Militari in assetto di guerra, controllano tutto e tutti mitragliatori alla mano, cercano gli sciacalli che neanche davanti alle tragedie hanno la forza di fermarsi. Polizia di ogni genere, protezione civile, associazioni locali, tende, ruspe, camion, blindati dell’esercito e polvere, tanta polvere.
La polvere del mondo.
Ma il silenzio della morte è incredibile, ho vissuto le stesse sensazioni ad Amatrice.
Il tempo si ferma, si è fermato.
Una città da duecentomila di abitanti non esiste più, rimangono macerie e quadri appesi alle pareti sventrate di case oramai traballanti.
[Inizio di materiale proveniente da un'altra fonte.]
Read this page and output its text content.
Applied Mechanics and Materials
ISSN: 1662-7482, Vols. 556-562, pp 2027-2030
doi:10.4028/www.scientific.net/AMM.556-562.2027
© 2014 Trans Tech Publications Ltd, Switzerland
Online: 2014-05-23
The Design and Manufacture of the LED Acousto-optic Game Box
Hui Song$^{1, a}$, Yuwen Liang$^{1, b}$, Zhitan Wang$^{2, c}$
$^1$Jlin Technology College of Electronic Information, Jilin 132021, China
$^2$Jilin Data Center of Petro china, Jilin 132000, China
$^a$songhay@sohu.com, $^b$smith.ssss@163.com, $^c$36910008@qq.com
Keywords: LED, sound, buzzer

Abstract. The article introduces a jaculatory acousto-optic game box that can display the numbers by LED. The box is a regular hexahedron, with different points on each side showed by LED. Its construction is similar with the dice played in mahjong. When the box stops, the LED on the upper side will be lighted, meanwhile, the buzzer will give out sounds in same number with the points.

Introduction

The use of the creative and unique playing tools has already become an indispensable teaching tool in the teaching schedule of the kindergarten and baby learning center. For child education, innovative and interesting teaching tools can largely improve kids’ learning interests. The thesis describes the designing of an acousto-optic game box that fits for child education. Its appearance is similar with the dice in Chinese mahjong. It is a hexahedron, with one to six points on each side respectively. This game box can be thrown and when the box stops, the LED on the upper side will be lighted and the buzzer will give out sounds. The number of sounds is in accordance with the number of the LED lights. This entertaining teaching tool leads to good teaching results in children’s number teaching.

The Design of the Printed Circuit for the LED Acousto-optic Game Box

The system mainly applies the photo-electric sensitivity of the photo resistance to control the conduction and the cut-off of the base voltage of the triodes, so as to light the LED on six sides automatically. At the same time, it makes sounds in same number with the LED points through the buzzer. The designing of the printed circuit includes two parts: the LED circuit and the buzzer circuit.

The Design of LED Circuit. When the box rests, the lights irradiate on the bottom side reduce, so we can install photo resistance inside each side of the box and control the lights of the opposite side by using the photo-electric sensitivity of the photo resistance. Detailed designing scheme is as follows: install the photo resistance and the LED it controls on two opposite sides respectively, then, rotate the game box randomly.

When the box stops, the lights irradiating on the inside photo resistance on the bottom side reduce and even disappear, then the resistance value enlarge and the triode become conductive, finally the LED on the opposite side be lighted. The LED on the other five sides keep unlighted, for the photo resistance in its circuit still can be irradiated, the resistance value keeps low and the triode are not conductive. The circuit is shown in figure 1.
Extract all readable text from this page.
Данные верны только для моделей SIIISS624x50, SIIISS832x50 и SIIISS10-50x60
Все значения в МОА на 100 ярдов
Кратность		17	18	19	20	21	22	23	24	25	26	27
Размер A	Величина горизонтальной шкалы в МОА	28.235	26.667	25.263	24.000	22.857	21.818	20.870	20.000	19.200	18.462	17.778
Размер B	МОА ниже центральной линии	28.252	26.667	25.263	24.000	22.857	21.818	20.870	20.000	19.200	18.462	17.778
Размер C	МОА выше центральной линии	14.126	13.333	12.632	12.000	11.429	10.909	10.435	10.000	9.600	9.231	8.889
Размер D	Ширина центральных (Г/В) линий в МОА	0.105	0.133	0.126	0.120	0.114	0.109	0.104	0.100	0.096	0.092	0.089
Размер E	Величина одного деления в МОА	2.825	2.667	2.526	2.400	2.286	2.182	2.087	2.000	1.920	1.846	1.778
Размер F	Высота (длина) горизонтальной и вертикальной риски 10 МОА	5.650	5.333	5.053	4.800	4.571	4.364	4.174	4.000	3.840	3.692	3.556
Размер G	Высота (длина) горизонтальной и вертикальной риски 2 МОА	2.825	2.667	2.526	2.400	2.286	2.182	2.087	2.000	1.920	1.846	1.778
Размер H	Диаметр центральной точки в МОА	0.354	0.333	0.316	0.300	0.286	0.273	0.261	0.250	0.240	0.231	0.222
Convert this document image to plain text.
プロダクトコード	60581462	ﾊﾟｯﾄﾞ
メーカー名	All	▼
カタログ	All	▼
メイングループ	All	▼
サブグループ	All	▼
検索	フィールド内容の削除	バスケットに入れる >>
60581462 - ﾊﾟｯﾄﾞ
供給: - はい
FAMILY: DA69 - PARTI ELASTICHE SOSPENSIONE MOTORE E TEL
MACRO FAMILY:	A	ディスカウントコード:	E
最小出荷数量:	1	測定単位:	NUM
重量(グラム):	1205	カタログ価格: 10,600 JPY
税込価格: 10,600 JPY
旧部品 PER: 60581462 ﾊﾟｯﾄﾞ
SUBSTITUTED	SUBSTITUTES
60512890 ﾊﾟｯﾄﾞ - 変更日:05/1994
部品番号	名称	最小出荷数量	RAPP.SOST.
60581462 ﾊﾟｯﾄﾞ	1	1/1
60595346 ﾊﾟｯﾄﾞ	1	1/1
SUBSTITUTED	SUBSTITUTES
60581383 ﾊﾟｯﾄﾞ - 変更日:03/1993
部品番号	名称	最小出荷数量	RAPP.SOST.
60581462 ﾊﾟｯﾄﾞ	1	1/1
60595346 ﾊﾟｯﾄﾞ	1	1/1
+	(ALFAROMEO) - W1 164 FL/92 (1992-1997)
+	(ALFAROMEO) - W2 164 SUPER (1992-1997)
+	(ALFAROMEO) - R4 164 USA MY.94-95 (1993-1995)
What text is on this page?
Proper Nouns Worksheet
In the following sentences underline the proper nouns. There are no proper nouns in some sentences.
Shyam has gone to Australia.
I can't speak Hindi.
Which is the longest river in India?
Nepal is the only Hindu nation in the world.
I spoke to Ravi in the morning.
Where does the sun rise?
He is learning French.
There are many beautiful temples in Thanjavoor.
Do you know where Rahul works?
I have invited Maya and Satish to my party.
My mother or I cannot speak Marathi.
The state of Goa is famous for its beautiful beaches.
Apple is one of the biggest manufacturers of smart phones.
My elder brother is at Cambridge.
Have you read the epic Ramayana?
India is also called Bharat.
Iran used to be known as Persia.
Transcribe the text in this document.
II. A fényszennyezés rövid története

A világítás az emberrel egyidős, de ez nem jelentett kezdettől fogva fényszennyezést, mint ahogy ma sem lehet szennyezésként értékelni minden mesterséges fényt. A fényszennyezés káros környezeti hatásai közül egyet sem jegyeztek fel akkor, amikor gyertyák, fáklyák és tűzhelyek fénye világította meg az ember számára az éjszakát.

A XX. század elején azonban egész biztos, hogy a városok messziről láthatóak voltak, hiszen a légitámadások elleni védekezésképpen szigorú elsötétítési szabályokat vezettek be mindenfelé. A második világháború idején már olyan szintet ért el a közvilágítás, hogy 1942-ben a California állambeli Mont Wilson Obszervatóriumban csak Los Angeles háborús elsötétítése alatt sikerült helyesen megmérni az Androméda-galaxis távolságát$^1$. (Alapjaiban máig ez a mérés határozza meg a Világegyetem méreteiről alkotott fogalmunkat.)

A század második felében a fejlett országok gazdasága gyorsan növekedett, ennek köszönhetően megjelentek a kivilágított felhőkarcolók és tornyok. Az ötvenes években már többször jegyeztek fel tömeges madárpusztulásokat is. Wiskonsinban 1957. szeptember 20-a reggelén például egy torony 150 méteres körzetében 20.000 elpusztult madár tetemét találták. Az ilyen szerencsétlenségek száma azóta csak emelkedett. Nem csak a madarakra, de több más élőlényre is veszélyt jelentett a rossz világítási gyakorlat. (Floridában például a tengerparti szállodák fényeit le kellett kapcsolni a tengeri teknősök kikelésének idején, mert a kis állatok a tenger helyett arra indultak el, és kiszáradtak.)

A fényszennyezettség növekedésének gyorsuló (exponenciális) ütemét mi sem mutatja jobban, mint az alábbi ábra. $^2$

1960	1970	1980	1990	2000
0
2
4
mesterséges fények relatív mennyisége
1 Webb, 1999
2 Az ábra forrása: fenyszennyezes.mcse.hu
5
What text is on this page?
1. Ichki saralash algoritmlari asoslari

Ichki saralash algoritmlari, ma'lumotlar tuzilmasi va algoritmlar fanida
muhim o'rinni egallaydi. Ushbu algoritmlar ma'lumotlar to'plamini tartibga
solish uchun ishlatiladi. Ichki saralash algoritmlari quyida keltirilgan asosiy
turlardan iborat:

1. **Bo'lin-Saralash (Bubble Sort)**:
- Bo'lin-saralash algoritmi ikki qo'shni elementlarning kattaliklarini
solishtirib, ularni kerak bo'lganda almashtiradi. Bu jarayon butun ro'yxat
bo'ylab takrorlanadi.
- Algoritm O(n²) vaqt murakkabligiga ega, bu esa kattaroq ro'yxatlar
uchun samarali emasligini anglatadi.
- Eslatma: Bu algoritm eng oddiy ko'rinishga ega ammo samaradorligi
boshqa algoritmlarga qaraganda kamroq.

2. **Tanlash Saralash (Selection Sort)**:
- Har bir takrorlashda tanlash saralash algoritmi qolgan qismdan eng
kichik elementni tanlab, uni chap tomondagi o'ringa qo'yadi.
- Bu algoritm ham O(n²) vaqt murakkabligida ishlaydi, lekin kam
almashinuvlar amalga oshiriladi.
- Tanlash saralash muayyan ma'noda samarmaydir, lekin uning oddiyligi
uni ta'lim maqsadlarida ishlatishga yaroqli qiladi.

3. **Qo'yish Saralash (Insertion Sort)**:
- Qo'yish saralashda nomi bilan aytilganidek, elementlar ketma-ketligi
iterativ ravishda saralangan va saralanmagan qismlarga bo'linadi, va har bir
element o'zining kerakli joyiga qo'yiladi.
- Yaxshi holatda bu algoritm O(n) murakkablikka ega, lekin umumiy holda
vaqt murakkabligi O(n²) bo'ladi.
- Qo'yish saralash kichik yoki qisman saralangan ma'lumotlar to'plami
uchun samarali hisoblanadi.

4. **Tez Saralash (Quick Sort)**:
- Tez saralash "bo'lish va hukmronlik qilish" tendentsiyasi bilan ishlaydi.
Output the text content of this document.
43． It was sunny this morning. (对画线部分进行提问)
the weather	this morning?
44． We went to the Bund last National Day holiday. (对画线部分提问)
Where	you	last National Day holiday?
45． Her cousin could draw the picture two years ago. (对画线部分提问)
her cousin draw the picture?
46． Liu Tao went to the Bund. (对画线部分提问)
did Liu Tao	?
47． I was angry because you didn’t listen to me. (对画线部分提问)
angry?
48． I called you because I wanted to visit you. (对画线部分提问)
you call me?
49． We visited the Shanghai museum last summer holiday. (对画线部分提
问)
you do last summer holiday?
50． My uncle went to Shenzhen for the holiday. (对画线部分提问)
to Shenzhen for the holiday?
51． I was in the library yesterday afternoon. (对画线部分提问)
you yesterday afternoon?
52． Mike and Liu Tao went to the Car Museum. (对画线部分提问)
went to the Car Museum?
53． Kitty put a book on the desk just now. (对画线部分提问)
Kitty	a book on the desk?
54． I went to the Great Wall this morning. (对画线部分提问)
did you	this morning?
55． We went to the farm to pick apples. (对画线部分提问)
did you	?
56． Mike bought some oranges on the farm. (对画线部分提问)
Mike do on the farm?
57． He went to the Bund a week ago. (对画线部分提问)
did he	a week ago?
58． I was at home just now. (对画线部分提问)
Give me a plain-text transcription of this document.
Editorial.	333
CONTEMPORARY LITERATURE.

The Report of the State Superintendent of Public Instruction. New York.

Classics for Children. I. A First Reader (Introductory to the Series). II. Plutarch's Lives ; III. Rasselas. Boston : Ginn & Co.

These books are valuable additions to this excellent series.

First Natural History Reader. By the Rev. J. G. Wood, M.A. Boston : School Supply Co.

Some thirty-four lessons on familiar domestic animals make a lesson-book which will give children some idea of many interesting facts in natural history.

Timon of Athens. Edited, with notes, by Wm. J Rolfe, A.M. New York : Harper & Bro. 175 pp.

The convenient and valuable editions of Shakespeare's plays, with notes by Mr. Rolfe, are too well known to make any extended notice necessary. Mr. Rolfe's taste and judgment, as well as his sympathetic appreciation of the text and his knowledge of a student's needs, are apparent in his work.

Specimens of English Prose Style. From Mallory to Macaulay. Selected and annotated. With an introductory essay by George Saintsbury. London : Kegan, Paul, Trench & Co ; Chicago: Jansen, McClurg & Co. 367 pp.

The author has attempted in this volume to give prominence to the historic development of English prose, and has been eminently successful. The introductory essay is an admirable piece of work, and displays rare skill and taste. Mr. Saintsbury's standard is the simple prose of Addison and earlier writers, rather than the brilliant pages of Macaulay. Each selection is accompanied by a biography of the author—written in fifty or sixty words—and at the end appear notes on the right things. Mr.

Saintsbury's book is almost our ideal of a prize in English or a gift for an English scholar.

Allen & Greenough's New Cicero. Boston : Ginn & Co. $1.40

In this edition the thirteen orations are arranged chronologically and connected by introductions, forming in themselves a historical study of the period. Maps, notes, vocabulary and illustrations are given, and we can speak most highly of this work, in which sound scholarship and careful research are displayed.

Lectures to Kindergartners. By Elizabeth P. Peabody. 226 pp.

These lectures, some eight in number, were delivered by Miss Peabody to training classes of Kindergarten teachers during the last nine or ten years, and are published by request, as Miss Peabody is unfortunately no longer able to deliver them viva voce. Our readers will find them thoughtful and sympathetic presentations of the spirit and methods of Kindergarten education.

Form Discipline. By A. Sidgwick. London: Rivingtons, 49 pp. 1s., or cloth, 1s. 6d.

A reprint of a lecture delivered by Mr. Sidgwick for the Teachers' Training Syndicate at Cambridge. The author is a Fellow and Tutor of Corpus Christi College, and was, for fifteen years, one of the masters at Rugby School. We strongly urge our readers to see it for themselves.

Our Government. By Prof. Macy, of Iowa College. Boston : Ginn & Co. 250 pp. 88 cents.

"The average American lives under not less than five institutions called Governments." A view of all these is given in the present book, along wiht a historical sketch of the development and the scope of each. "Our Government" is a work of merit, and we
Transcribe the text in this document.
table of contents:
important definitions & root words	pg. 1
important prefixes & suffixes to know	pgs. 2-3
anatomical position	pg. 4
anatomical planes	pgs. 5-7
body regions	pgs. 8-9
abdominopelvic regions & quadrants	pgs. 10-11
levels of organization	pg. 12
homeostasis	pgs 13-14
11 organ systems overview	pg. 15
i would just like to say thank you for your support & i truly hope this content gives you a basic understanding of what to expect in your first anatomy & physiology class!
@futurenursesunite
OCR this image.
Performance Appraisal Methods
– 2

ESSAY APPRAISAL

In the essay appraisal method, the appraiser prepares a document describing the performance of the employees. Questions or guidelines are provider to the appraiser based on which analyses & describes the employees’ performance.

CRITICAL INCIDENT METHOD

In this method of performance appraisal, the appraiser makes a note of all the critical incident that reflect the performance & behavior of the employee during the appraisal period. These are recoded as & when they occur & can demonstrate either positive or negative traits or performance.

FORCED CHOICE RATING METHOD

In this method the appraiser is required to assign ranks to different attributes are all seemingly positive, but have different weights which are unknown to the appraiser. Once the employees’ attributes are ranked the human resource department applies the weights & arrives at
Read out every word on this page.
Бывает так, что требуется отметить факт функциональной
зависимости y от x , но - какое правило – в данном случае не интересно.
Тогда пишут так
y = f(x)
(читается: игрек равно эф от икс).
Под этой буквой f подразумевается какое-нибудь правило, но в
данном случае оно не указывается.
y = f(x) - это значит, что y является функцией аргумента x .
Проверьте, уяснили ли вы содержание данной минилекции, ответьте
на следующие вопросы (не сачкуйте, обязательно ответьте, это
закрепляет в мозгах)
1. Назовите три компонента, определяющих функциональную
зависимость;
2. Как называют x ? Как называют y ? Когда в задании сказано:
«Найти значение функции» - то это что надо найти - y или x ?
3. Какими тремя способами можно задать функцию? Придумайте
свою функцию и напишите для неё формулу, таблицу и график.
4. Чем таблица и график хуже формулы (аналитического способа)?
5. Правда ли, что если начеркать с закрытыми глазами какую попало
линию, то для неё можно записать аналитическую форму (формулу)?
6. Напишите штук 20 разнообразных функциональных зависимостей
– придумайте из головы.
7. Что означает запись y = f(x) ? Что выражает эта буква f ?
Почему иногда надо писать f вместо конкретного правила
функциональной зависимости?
Ansimi, ti manca il respiro e quel poco che ti rimane è soffocato dalla polvere.
Pezzi di vita, case rotte, ferri serpenti, il mondo umano non esiste più. I solchi della terra tracciano un nuovo mondo.
Sabato 18 febbraio
Duecentomila persone se ne sono andate. La città è blindata, riusciamo ad entrare grazie a Faruk il nostro referente. Fa parte di un’associazione governativa molto efficiente.
Un poliziotto ci ferma, infastidito ci chiede dove andiamo, siamo qui per portare aiuti spiega il nostro referente, vengono dall’Italia, il poliziotto accenna un sorriso e ci lascia passare.
La terra trema sotto la potenza delle ruspe, dei camion, dei blindati dell’esercito, nel cielo squadriglie di elicotteri militari che fanno spola incessantemente con gli aeroporti.
Case sventrate, macerie, ovunque; vite annullate, sepolte.
Siamo al campo come tutte le notti, davanti al fuoco Mohamed l’eroe dei volontari turchi ci fa vedere le immagini della sua casa distrutta. “Vedi la mia macchina è sommersa di detriti”. “Questo è Amin”, ci fa vedere la sua foto, “un mio caro amico, non c’è più”. Mohamed ha salvato tre vite sotto le macerie di cinque piani implosi, è considerato un eroe, lo è.
Lo chef del campo ci saluta: ”Tutto ok?”, si tutto ok grazie, niente era ok, non era ok proprio un cazzo!